Ancak Jude’un yaşadıklarını anlamak o kadar kolay değil çünkü Yanagihara geri dönüşleri ve anıları Jude’un yaşamakta olduğu hayatla iç içe geçirmiş ve üstü kapalı bir anlatımı tercih etmiş. Bu her ne kadar öyküyü idrak etmek açısından okuru zorlasa da anlatımının gücü açısından iki önemli noktaya işaret ediyor: Birincisi, Yanagihara Jude’un kendi içine gömdüğü acı ve sıkıntıyla dolu geçmişini, anılarıyla arasında koyduğu mesafeyi ve hatta duvarı bize hissettirmek istiyor. Böylece metinle okur arasındaki mesafeyi mümkün olan en az seviyeye indirmeye çalışıyor, belki de okurun Jude’la özdeşleşmesini istiyor. İkincisi ise, günümüzde edebiyatın yanı sıra medyada da hem pornografik hem de dramatik biçimde anlatılan istismar öyküsünden popüler bir çıkar sağlamamak adına dürüst bir çaba gösteriyor.

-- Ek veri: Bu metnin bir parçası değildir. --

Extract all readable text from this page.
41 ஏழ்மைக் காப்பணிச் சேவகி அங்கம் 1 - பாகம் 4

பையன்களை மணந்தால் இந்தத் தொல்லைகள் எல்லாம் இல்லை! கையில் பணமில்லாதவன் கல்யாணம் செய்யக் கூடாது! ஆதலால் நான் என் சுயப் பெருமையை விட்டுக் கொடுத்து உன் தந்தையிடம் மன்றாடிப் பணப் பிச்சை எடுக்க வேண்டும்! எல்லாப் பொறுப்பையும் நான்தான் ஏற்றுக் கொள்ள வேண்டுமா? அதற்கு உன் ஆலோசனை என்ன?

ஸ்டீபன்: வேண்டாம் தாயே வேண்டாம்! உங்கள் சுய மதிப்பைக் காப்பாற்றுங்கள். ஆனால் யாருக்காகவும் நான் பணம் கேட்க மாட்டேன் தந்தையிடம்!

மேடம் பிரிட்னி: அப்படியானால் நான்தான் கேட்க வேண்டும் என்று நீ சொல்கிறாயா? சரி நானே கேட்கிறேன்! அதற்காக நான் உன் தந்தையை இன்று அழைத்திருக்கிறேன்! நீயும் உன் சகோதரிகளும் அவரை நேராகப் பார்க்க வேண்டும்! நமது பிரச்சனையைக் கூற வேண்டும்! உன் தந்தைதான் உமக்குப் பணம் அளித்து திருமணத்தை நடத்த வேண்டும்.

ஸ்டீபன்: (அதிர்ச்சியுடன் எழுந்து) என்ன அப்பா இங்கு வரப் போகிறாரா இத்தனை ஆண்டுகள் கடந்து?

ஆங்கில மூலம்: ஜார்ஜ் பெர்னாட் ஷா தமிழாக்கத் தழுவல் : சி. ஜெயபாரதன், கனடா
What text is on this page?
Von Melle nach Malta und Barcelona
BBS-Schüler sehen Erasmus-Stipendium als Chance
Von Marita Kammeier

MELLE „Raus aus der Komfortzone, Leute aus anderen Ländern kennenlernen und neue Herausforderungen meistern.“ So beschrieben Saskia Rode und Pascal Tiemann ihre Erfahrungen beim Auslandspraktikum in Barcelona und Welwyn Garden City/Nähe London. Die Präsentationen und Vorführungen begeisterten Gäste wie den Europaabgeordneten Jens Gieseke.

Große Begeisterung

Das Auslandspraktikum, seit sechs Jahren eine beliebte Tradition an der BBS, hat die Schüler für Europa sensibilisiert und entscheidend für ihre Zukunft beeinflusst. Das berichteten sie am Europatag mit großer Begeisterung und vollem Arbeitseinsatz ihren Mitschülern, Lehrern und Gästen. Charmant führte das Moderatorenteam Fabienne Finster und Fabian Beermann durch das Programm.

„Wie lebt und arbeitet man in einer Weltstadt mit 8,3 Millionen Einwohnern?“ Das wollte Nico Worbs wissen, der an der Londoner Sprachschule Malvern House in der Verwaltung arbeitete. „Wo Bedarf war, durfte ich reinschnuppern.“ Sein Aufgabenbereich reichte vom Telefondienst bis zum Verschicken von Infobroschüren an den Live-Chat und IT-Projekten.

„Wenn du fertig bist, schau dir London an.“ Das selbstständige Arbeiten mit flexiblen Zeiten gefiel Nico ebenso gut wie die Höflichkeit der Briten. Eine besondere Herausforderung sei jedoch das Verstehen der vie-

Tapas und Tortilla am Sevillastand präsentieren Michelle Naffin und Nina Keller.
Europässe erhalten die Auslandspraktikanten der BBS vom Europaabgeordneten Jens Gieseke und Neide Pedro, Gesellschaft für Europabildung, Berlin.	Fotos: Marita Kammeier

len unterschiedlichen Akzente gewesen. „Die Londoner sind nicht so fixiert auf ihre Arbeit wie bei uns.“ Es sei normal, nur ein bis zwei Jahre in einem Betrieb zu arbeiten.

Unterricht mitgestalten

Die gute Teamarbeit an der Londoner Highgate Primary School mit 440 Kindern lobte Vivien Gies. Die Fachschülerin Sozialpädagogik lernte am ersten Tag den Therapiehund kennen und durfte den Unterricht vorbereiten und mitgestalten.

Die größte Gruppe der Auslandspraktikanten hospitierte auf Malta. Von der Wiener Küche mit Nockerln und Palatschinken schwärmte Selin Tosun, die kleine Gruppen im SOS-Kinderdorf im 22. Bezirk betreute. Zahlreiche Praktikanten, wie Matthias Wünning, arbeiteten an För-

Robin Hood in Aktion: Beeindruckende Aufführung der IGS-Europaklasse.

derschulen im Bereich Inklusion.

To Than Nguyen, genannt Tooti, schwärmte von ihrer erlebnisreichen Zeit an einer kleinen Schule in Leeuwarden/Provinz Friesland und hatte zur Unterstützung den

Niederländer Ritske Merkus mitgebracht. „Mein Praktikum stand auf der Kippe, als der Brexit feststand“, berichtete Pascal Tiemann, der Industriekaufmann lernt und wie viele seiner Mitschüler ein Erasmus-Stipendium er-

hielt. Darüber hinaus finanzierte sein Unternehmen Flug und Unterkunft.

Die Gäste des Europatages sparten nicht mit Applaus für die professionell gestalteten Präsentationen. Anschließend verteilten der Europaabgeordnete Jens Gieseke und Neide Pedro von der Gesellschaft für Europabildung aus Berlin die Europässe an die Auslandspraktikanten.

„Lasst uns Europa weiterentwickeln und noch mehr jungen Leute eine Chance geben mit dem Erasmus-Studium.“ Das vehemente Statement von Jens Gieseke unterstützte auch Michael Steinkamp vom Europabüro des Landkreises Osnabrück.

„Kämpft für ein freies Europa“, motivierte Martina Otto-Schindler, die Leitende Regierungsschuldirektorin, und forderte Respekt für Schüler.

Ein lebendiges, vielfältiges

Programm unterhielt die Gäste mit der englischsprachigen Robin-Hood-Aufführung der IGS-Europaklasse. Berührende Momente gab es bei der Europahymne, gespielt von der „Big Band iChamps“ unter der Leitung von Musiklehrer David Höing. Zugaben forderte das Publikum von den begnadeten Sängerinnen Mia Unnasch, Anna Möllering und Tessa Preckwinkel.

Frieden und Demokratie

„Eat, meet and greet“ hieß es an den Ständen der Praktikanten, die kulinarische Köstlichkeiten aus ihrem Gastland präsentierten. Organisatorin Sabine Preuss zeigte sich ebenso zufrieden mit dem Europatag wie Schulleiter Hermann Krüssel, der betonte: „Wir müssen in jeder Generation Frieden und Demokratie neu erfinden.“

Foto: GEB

Jude’un istismar olayının ardından aşk ilişkisi kurmakta zorlandığını çok sonraları anlıyoruz. Willem’le yaşadığı eşcinsel ilişki de Jude’un geçmişle hesaplaşmasının en önemli metaforu olarak karşımızda duruyor.
Günümüz toplumundan izler
Öykünün gidişatını zenginleştiren çok fazla detay bulmak mümkün A Little Life’ta. Yanagihara anlattığı her olayda, geçmişten anımsattığı her sahnede insanlığın günümüzdeki ruh haline değen, modern insanın birey olma sorununu ve toplumda var olma çabasını anlatıyor.
Ancak kitabın en dikkat çekici yanı, tüm karakterlerin kendi kimliklerini “kayıplar” üzerinden bulması. Kaybın ardından oluşan boşluğun izinden giden bu melankoli hali, kitabın her yerine yayılmış durumda. Aslında Yanagihara’nın bize anlatmak istediği de kaybın peşinden giderken hayatta oluşan diğer kayıpların, eksikliklerin ya da yarıkların akıbetinin ne olduğu.
A Little Life’ta başarılı olmaya çalışan karakterler hem hedefe ulaşmak için verdikleri uğraşın yarattığı yıkımla hem de peşlerini bırakmayan geçmişlerinin beraberinde getirdiği mağlubiyetlerle başa çıkmak zorunda kalıyor. Bunu başarabildiklerini söylemek çok güç, ancak dostluğa tutunarak hiç olmazsa kaybın yarattığı boşluğun içine düşüp yok olmuyorlar. Aslında çok aşina olduğumuz bir durum bu. Willem, JB, Jude ve Malcolm da aslında “güvencesizleştirilmiş” ancak bazı değerlerle ayakta durmayı başaran günümüz insanını temsil ediyor. Bu anlamda kitabın geneline yayılan hava orta sınıfvari olmasına rağmen, Yanagihara karakterlerin kırılganlığını ve güvencesizleştirilmişliğini olduğu gibi ve başarılı bir üslupla anlatmayı başarıyor. Herhalde A Little Life’ı ana akım romanlardan ve anlatılardan farklı kılan da bu.